The Playworks program places full-time coaches in low-income schools to provide opportunities for organized play during recess and throughout the school day. Playworks activities are designed to engage students in physical activity, foster social skills related to cooperation and conflict resolution, improve students’ ability to focus on class work, decrease behavioral problems, and improve school climate. Mathematica and the John W. Gardner Center for Youth and Their Communities at Stanford University conducted the first rigorous evaluation of the implementation and impact of the Playworks program. In summer 2010, 25 schools were randomly assigned to either the treatment group, which implemented Playworks during the 2010–2011 academic year, or the control group, which could not implement Playworks until the following year (2011–2012). Four additional schools were recruited for the study and randomly assigned to the treatment or control group prior to the 2011–2012 school year. Mathematica collected data in spring 2011 and spring 2012 from students, teachers, and school staff to document implementation and assess the impact of the program on (1) school climate, (2) conflict resolution and aggression, (3) learning and academic performance, (4) recess experience and physical activity, (5) youth development, and (6) student behavior. The data collection included obtaining administrative records data, conducting teacher and student surveys, using accelerometers to track physical activity, and conducting interviews, focus groups, and observations of recess. Key findings include:
- Less bullying. Teachers in Playworks schools reported significantly less bullying and exclusionary behavior during recess compared to teachers in control schools.
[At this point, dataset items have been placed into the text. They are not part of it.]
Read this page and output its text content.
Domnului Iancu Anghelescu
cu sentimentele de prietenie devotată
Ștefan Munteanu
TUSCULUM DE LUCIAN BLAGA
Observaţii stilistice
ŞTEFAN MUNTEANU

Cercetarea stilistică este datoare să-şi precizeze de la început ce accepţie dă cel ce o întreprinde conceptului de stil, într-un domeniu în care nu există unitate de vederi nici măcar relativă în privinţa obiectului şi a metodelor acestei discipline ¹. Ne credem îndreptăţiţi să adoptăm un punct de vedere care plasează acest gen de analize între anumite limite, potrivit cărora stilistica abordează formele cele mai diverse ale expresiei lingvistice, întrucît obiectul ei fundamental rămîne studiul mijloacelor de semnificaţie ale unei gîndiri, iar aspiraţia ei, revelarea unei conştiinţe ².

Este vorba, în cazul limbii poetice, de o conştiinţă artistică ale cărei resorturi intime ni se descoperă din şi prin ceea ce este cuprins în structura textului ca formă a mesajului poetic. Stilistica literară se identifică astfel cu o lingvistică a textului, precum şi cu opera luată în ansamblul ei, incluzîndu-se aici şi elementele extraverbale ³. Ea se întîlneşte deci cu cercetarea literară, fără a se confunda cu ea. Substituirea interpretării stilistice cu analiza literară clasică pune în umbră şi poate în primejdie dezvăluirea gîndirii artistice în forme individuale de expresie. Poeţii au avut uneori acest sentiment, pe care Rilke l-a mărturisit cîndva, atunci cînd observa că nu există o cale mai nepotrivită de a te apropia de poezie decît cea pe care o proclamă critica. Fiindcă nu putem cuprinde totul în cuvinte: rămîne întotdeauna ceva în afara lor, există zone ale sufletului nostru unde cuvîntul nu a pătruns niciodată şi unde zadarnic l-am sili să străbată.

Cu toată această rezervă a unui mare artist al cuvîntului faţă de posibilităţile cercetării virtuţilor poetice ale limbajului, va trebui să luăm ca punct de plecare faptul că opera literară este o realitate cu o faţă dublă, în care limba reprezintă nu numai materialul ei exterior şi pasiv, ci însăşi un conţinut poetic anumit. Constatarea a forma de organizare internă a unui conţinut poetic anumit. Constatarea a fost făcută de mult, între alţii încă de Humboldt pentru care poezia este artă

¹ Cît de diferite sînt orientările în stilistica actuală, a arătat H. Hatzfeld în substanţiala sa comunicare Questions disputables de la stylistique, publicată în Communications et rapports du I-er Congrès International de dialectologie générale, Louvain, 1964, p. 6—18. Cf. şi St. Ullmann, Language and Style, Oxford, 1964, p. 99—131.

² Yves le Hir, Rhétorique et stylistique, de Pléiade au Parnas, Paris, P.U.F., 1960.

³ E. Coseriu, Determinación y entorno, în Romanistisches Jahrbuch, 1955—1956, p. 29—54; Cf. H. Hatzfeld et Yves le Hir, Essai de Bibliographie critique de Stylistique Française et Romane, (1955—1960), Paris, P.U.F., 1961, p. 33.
- Increased feelings of safety at school. The average rating of students’ feelings of safety at school reported by Playworks teachers was higher than the average rating reported by teachers in control schools.
- More vigorous physical activity. Accelerometer data showed that children in Playworks schools spent significantly more time engaged in vigorous physical activity at recess than their peers in control schools.
- Ready to learn. Teachers in Playworks schools reported spending significantly less time to transition from recess to learning activities.